Calcium-Opus-14B-Elite-Stock is a 14.8 billion parameter language model built upon the Qwen 2.5 architecture. It is specifically designed to improve reasoning capabilities, particularly through the use of chain-of-thought (CoT) reasoning. The model was fine-tuned with a focus on problem-solving, utilizing specialized datasets and a long chain-of-thought reasoning approach.

Key Capabilities

  • Enhanced Reasoning: Optimized for logical reasoning, detailed explanations, and multi-step problem-solving.
  • Instruction Following: Excels at understanding and executing complex instructions.
  • Text Generation: Capable of generating coherent and contextually relevant text.
  • Context Understanding: Demonstrates effectiveness in comprehending intricate contexts.
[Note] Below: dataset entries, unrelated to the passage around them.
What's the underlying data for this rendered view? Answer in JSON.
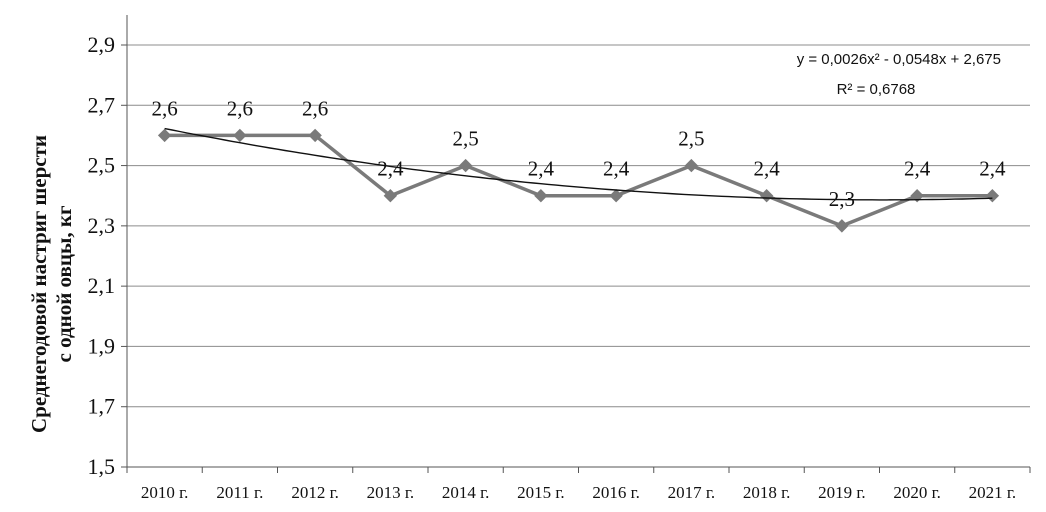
{
  "chart_data": {
    "type": "line",
    "categories": [
      "2010 г.",
      "2011 г.",
      "2012 г.",
      "2013 г.",
      "2014 г.",
      "2015 г.",
      "2016 г.",
      "2017 г.",
      "2018 г.",
      "2019 г.",
      "2020 г.",
      "2021 г."
    ],
    "series": [
      {
        "values": [
          2.6,
          2.6,
          2.6,
          2.4,
          2.5,
          2.4,
          2.4,
          2.5,
          2.4,
          2.3,
          2.4,
          2.4
        ],
        "data_labels": [
          "2,6",
          "2,6",
          "2,6",
          "2,4",
          "2,5",
          "2,4",
          "2,4",
          "2,5",
          "2,4",
          "2,3",
          "2,4",
          "2,4"
        ],
        "color": "#7a7a7a",
        "marker": "diamond"
      }
    ],
    "trendline": {
      "type": "polynomial",
      "order": 2,
      "coefficients": [
        0.0026,
        -0.0548,
        2.675
      ],
      "equation_text": "y = 0,0026x² - 0,0548x + 2,675",
      "r2_text": "R² = 0,6768",
      "color": "#111111"
    },
    "ylabel_lines": [
      "Среднегодовой настриг шерсти",
      "с одной овцы, кг"
    ],
    "ylim": [
      1.5,
      2.9
    ],
    "ytick_values": [
      1.5,
      1.7,
      1.9,
      2.1,
      2.3,
      2.5,
      2.7,
      2.9
    ],
    "ytick_labels": [
      "1,5",
      "1,7",
      "1,9",
      "2,1",
      "2,3",
      "2,5",
      "2,7",
      "2,9"
    ],
    "grid": true,
    "grid_color": "#8c8c8c",
    "axis_color": "#555555"
  }
}
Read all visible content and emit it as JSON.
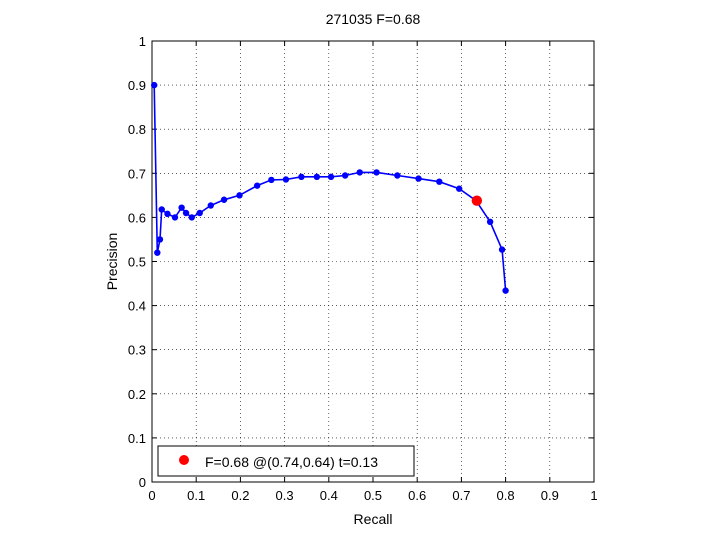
{
  "chart_data": {
    "type": "line",
    "title": "271035 F=0.68",
    "xlabel": "Recall",
    "ylabel": "Precision",
    "xlim": [
      0,
      1
    ],
    "ylim": [
      0,
      1
    ],
    "grid": true,
    "grid_style": "dotted",
    "xticks": [
      "0",
      "0.1",
      "0.2",
      "0.3",
      "0.4",
      "0.5",
      "0.6",
      "0.7",
      "0.8",
      "0.9",
      "1"
    ],
    "yticks": [
      "0",
      "0.1",
      "0.2",
      "0.3",
      "0.4",
      "0.5",
      "0.6",
      "0.7",
      "0.8",
      "0.9",
      "1"
    ],
    "legend_position": "bottom-left",
    "legend_text": "F=0.68 @(0.74,0.64) t=0.13",
    "series": [
      {
        "color": "#0000ff",
        "marker": "dot",
        "points": [
          [
            0.005,
            0.9
          ],
          [
            0.012,
            0.52
          ],
          [
            0.018,
            0.55
          ],
          [
            0.022,
            0.618
          ],
          [
            0.035,
            0.608
          ],
          [
            0.052,
            0.6
          ],
          [
            0.067,
            0.622
          ],
          [
            0.077,
            0.61
          ],
          [
            0.09,
            0.6
          ],
          [
            0.108,
            0.61
          ],
          [
            0.133,
            0.627
          ],
          [
            0.163,
            0.64
          ],
          [
            0.198,
            0.65
          ],
          [
            0.238,
            0.672
          ],
          [
            0.27,
            0.685
          ],
          [
            0.303,
            0.686
          ],
          [
            0.338,
            0.692
          ],
          [
            0.373,
            0.692
          ],
          [
            0.405,
            0.692
          ],
          [
            0.437,
            0.695
          ],
          [
            0.47,
            0.702
          ],
          [
            0.508,
            0.702
          ],
          [
            0.555,
            0.695
          ],
          [
            0.603,
            0.688
          ],
          [
            0.65,
            0.681
          ],
          [
            0.695,
            0.665
          ],
          [
            0.733,
            0.638
          ],
          [
            0.765,
            0.59
          ],
          [
            0.792,
            0.527
          ],
          [
            0.8,
            0.434
          ]
        ]
      }
    ],
    "highlight_point": {
      "x": 0.735,
      "y": 0.638,
      "color": "#ff0000"
    }
  }
}
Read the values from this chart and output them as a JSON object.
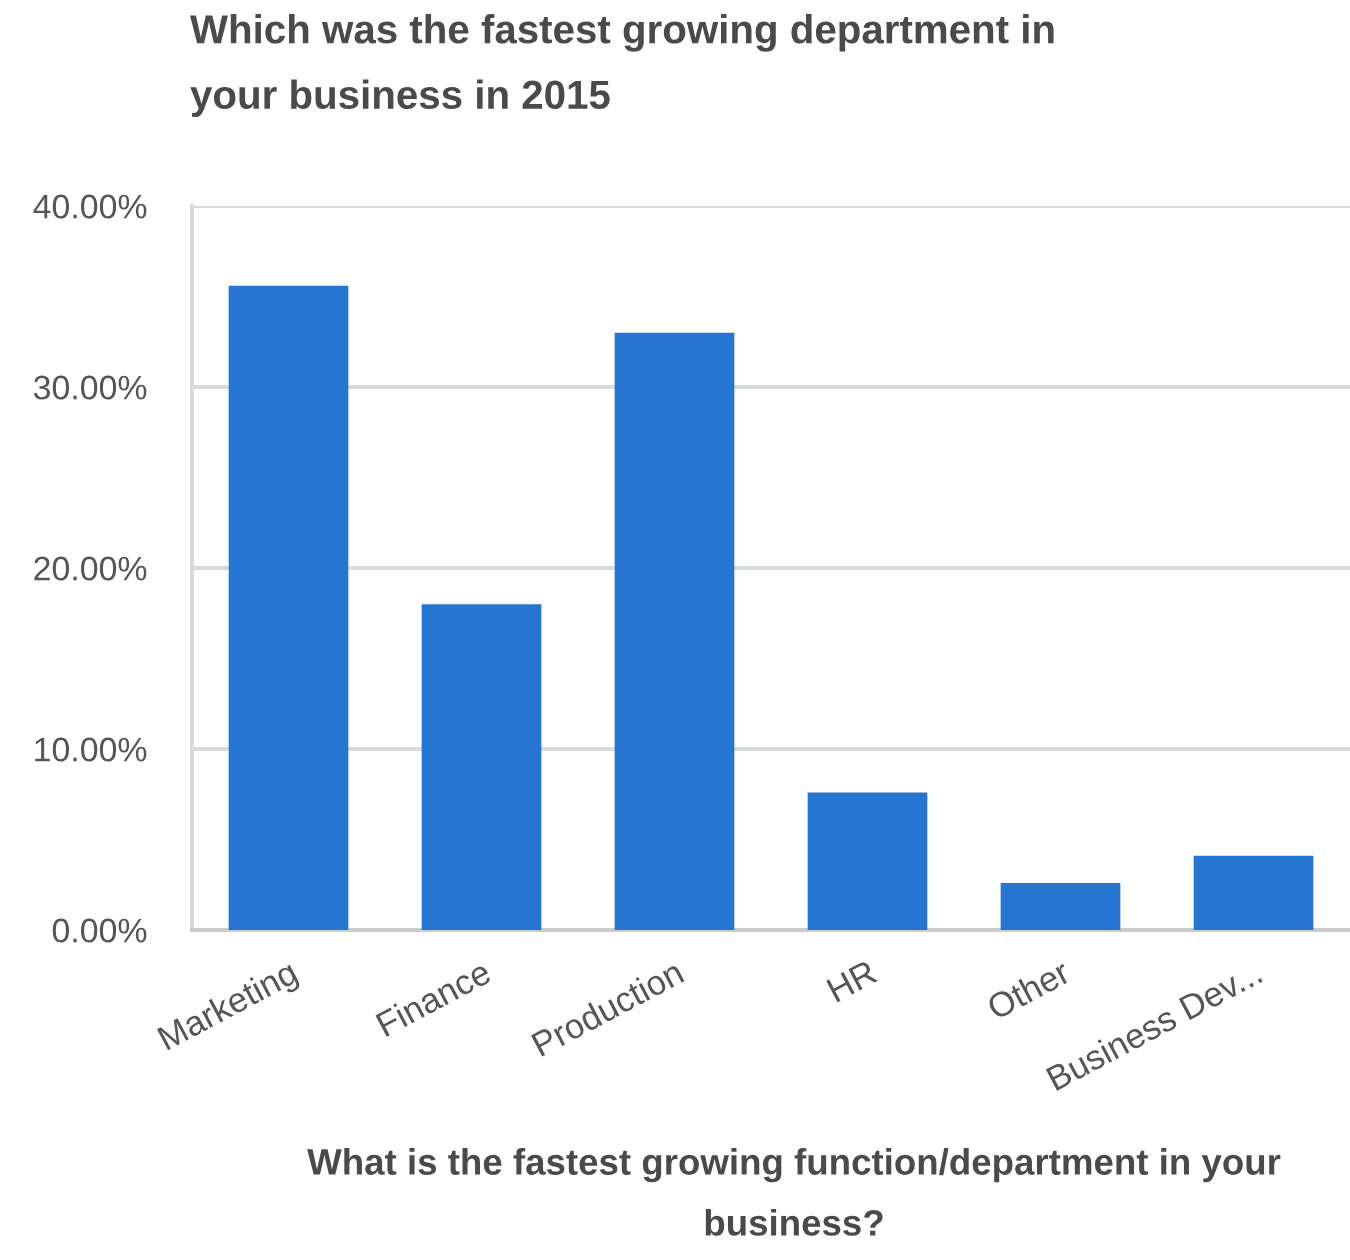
{
  "chart_data": {
    "type": "bar",
    "title": "Which was the fastest growing department in your business in 2015",
    "xlabel": "What is the fastest growing function/department in your business?",
    "categories": [
      "Marketing",
      "Finance",
      "Production",
      "HR",
      "Other",
      "Business Dev..."
    ],
    "values": [
      35.6,
      18.0,
      33.0,
      7.6,
      2.6,
      4.1
    ],
    "color": "#2476d1",
    "ylim": [
      0,
      40
    ],
    "yticks": [
      {
        "value": 0,
        "label": "0.00%"
      },
      {
        "value": 10,
        "label": "10.00%"
      },
      {
        "value": 20,
        "label": "20.00%"
      },
      {
        "value": 30,
        "label": "30.00%"
      },
      {
        "value": 40,
        "label": "40.00%"
      }
    ],
    "grid": "y"
  }
}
Model Architecture and Training

This model is a merge of several pre-trained language models, including prithivMLmods/Calcium-Opus-14B-Elite, prithivMLmods/Calcium-Opus-14B-Elite2, prithivMLmods/Calcium-Opus-14B-Elite3, and prithivMLmods/Calcium-Opus-14B-Elite4. The merge was performed using the Model Stock method via mergekit, with prithivMLmods/Calcium-Opus-14B-Elite serving as the base model.

Evaluation Highlights

Evaluations on the Open LLM Leaderboard show an Average score of 36.49%. Notable scores include:

  • IFEval (0-Shot): 61.43%
  • BBH (3-Shot): 46.90%
  • MMLU-PRO (5-shot): 47.60%

These metrics indicate its performance across various reasoning and instruction-following benchmarks.